Hi,
We have setup vpmaster to use a machinepool to distribute the work of making a
large terrain db. This works fairly well and we are getting the expected
results after about 40 hours of work. However, after a few thousand of 32000
tasks has been completed it appears that the master can't provide tasks fast
enought to the other workers. It will drop from ~ 100 running tasks to 3-4 for
a long time.

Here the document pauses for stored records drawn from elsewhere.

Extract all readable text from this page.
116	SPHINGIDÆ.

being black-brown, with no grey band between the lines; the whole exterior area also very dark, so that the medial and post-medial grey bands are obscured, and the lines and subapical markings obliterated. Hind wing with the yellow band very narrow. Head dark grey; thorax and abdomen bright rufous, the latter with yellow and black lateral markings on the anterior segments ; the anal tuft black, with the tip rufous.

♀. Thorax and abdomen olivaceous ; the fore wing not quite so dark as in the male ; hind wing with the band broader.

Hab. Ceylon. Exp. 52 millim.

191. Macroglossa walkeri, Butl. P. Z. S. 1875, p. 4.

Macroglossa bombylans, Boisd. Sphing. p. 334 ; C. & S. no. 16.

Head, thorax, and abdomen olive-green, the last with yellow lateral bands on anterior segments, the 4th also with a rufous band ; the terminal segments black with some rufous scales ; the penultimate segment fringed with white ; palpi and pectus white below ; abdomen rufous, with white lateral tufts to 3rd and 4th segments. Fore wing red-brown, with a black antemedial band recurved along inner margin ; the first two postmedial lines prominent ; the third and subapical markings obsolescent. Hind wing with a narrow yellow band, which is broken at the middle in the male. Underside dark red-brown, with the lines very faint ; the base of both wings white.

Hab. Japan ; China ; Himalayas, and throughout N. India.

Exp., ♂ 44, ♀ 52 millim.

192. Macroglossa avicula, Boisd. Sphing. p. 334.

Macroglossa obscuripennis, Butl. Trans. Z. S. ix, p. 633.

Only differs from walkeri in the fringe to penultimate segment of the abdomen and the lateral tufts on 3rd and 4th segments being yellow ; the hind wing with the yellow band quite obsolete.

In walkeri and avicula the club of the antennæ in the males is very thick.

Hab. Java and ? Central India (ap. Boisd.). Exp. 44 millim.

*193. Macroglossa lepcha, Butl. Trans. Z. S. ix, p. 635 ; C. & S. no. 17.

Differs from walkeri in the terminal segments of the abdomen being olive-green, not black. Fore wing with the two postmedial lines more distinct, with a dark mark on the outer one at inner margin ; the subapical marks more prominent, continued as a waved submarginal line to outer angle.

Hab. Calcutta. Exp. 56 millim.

We have ~100 processes configured across 6 machines
(40-40-8-8-8-8), and when running tasks are few the other machines have almost
no load.
See the htop snapshot from the master to see the situation.
After som investigation it appears (and I'm just specualting) that the main
vpmaster process writes an enourmous amount of data to the
"terrainname.ive.0.added" file in the output folder.
This files gets an increasing number of task names written to it at a rate of
600 MB in a few seconds.
Tlines are like this:
/mnt/master/vpb/PlanetSAT150m_Mexico15m_vpbmaster/output/PlanetSAT150m_Mexico15m_vpbmaster_subtile_L3_X1_Y2/PlanetSAT150m_Mexico15m_vpbmaster_subtile_L8_X56_Y77/PlanetSAT150m_Mexico15m_vpbmaster_L12_X905_Y1246_subtile.ive
It appears to add 600 MB worth of these lines every few seconds, which really
saturates the disk i/o and keeps one of the processes at 100%
At some point this line is added:
PlanetSAT150m_Mexico15m_vpbmaster.ive.0.added: file truncated
And the file is set to 0 MB and it starts to write to it again.
If I cancle the vpbmaster run and resubmit the tasks, it will start with normal
effiency, but after a few thousand tasks this behaviour starts again.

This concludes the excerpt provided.